AT&T Paid a Hacker $370,000 to Delete Stolen Phone Records

Reported by

US telecom giant AT&T, which disclosed Friday that hackers had stolen the call records for tens of millions of its customers, paid a member of the hacking team more than $300,000 to delete the data and provide a video demonstrating proof of deletion.

The hacker, who is part of the notorious ShinyHunters hacking group that has stolen data from a number of victims through unsecured Snowflake cloud storage accounts, tells WIRED that AT&T paid the ransom in May. He provided the address for the cryptocurrency wallet that sent the currency to him, as well as the address that received it. WIRED confirmed, through an online blockchain tracking tool, that a payment transaction occurred on May 17 in the amount of 5.7 bitcoin. Chris Janczewski, head of global investigations for crypto-tracing firm TRM Labs, also confirmed using the company’s own tracking tool that a transaction occurred in the amount of about 5.72 bitcon (the equivalent of $373,646 at the time of the transaction), and that the money was then laundered through several cryptocurrency exchanges and wallets, but said there was no indication of who controlled the wallets.

A security researcher who asked to be identified only by his online handle, Reddington, also confirmed that a payment occurred. The hacker enlisted him to serve as the go-between for their negotiation with AT&T, and Reddington received a fee from AT&T for serving in that capacity. Reddington provided WIRED with proof of the fee payment. The hacker initially demanded $1 million from AT&T but ultimately agreed to a third of that.

WIRED viewed the video that the hacker says he provided to AT&T as proof to the telecom that he had deleted its stolen data from his computer. AT&T did not respond to WIRED’s request for comment.

It was indirectly through Reddington that AT&T learned about the data theft three months ago.

Reddington tells WIRED that in mid-April, an American hacker living in Turkey and believed to be John Erin Binns—not the hacker who received payment—contacted him to say that he had obtained Reddington’s AT&T call logs. After Reddington verified that the call logs were real, Binns allegedly told Reddington that he had also obtained call and texting logs of millions of other AT&T customers through a poorly secured cloud storage account hosted by Snowflake.
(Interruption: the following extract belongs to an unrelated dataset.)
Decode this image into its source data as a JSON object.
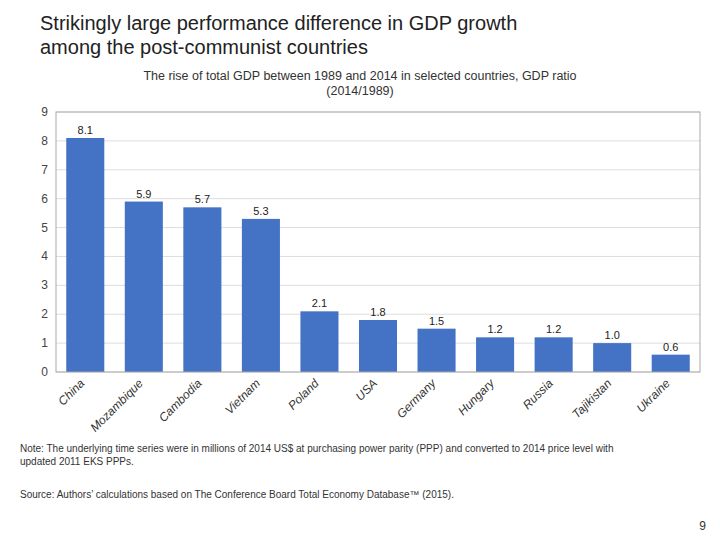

Reddington notified the security firm Mandiant about the breach, and Mandiant then notified AT&T. In a regulatory filing it made to the Securities and Exchange Commission on Friday, AT&T said that it first learned of the breach in April.

Reddington says he believes the entire AT&T dataset that Binns allegedly stole was deleted because the hacker and Binns stored the data in a cloud server that they both could access, and he says the hacker deleted it from that server.

AT&T is one of more than 150 companies that are believed to have had data stolen from poorly secured Snowflake accounts during a hacking spree that unfolded throughout April and May. It’s been previously reported that the accounts were not secured with multi-factor authentication, so after the hackers obtained usernames and passwords for the accounts, and in some cases authorization tokens, they were able to access the storage accounts of companies and siphon their data. Ticketmaster, the banking firm Santander, LendingTree, and Advance Auto Parts were all among the victims publicly identified to date.